Dans un document de réflexion élaboré par ses services et transmis le 5 mai 2015 au Conseil de l’UE et au Parlement européen tout comme au grand public, Cecilia Malmström a ainsi formalisé un certain nombre de ses idées en vue de faire évoluer le mécanisme d’arbitrage. La commissaire les a présentées officiellement devant les députés de la commission du commerce international (INTA) du Parlement européen le 6 mai et, le lendemain, devant les Etats membres lors du Conseil Affaires étrangères réuni dans sa formation "Commerce".

Le contexte

Pour mémoire, les mécanismes ISDS visent à protéger les investisseurs étrangers d'un traitement inéquitable de la part d'un pays hôte en permettant le recours à des tribunaux d’arbitrages ad hoc pour régler les litiges potentiels. Le système fait polémique car nombre de syndicats et d’ONG redoutent qu’il permette à une multinationale qui s'estimerait lésée par une politique publique de poursuivre un Etat – comme le fait Vatenfall avec l’Allemagne, en vertu d’un autre traité, dans le contexte du retrait de la production nucléaire par ce pays –, ce qui pourrait avoir un effet dissuasif sur les Etats souhaitant réglementer en matière sociale, environnementale et sanitaire.

Confrontés à une inquiétude grandissante sur ce sujet, plusieurs Etats membres ont exprimé leur scepticisme quant à l’utilité d’un tel système. Ainsi, l’Allemagne a-t-elle estimé que les USA offraient une protection juridique suffisante aux investisseurs européens devant leurs tribunaux nationaux et vice-versa, suivie dans cette analyse par le Luxembourg. La Commission européenne rappelle pourtant régulièrement que ce sont bien les pays de l’UE qui lui ont demandé d’inclure l’ISDS dans le TTIP, tout en soulignant que l’UE a modernisé les règles relatives à ce mécanisme. Quatorze Etats membres lui ont d’ailleurs réitéré leur soutien.
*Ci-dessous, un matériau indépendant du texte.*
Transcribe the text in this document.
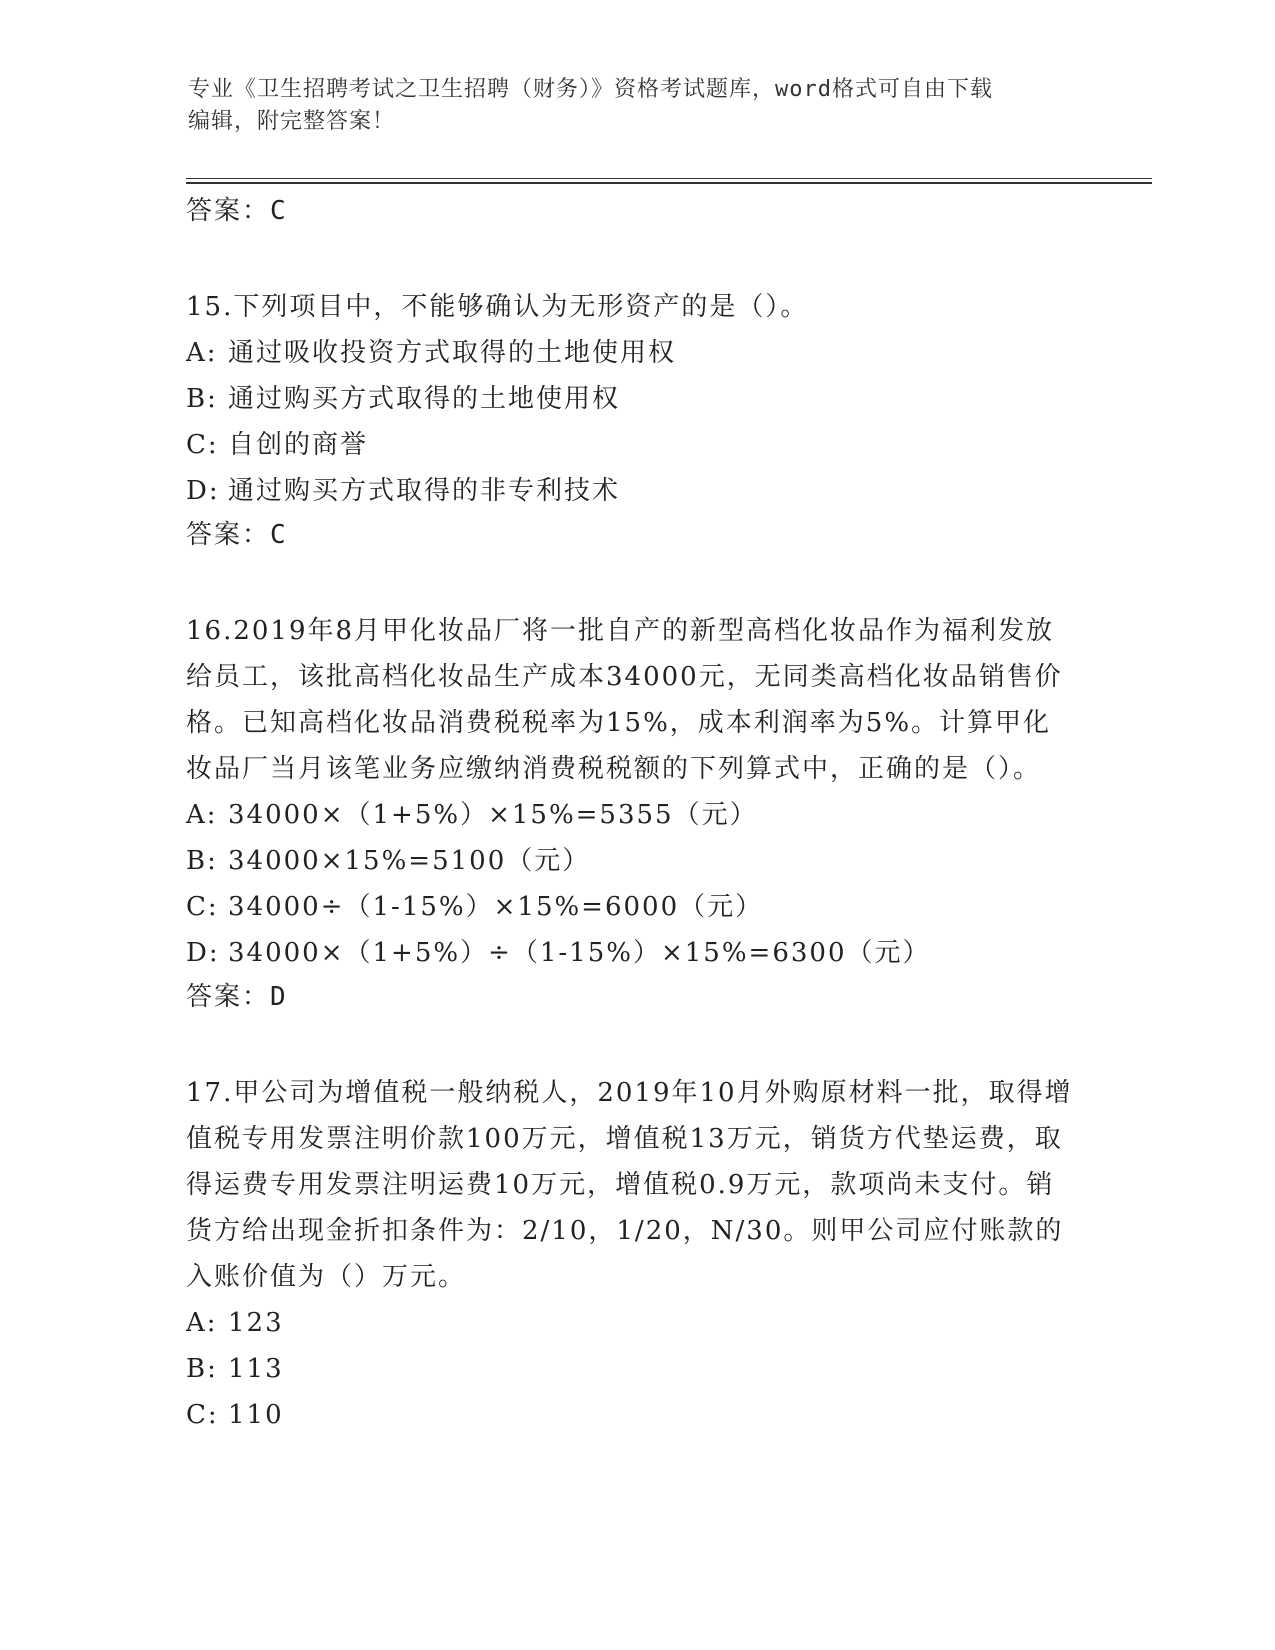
专业《卫生招聘考试之卫生招聘（财务）》资格考试题库，word格式可自由下载
编辑，附完整答案！
答案：C

15.下列项目中，不能够确认为无形资产的是（）。

A: 通过吸收投资方式取得的土地使用权
B: 通过购买方式取得的土地使用权
C: 自创的商誉
D: 通过购买方式取得的非专利技术
答案：C

16.2019年8月甲化妆品厂将一批自产的新型高档化妆品作为福利发放给员工，该批高档化妆品生产成本34000元，无同类高档化妆品销售价格。已知高档化妆品消费税税率为15%，成本利润率为5%。计算甲化妆品厂当月该笔业务应缴纳消费税税额的下列算式中，正确的是（）。

A: 34000×（1+5%）×15%=5355（元）
B: 34000×15%=5100（元）
C: 34000÷（1-15%）×15%=6000（元）
D: 34000×（1+5%）÷（1-15%）×15%=6300（元）
答案：D

17.甲公司为增值税一般纳税人，2019年10月外购原材料一批，取得增值税专用发票注明价款100万元，增值税13万元，销货方代垫运费，取得运费专用发票注明运费10万元，增值税0.9万元，款项尚未支付。销货方给出现金折扣条件为：2/10，1/20，N/30。则甲公司应付账款的入账价值为（）万元。

A: 123
B: 113
C: 110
C’est dans ce contexte que la Commission avait décidé de geler, dès mars 2014, le chapitre sur la protection des investissements dans les négociations, le temps de mener une large consultation publique sur le sujet. Ses résultats, publiés en janvier 2015, ont confirmé "l’existence d’un énorme scepticisme par rapport à l’instrument ISDS", avait alors reconnu la Commission. Sur cette base, le 18 mars 2015, la commissaire Malmström avait soumis à la commission INTA du Parlement ses idées préliminaires sur une réforme du système pour tenir compte des préoccupations soulevées, qu’elle a désormais formalisées dans un document de réflexion. Parallèlement, le ministre luxembourgeois des Affaires étrangères, Jean Asselborn, a annoncé que le Luxembourg et cinq autres Etats membres s'apprêtaient à proposer leur propre réforme du mécanisme d’arbitrage au Conseil Affaire étrangères réuni dans sa formation "Commerce extérieur" le 7 mai 2015.

Un système "pas adapté au 21e siècle" 

Dans une brève contribution publiée sur son blog officiel sur le site de la Commission le 5 mai 2015 annonçant la diffusion du document de réflexion, Cecilia Malmström a expliqué notamment que les clauses ISDS traditionnelles "ne sont plus adaptées au 21e siècle" et que le chapitre sur la protection des investissements dans le cadre de l'accord de libre-échange avec le Canada (CETA) tel que modernisé constitue "la base de la nouvelle approche de la Commission". Le dispositif ISDS de l’accord CETA (de même que celui de l’accord UE-Singapour) contient en effet "des dispositions modernes qui rééquilibrent les droits des États et des investisseurs en faveur des États, et le droit de ces derniers à légiférer dans l'intérêt du public", écrivait la commissaire qui avait déjà largement insisté sur ce point lors de sa dernière rencontre avec la commission INTA. Ainsi, "notre nouvelle approche garantit qu'un État ne pourra jamais être forcé de changer ses lois, mais seulement de payer une juste compensation dans les cas où il est reconnu que les investisseurs ont été traités injustement (discrimination ou expropriation, par exemple)", a poursuivi Cecilia Malmström sur son blog.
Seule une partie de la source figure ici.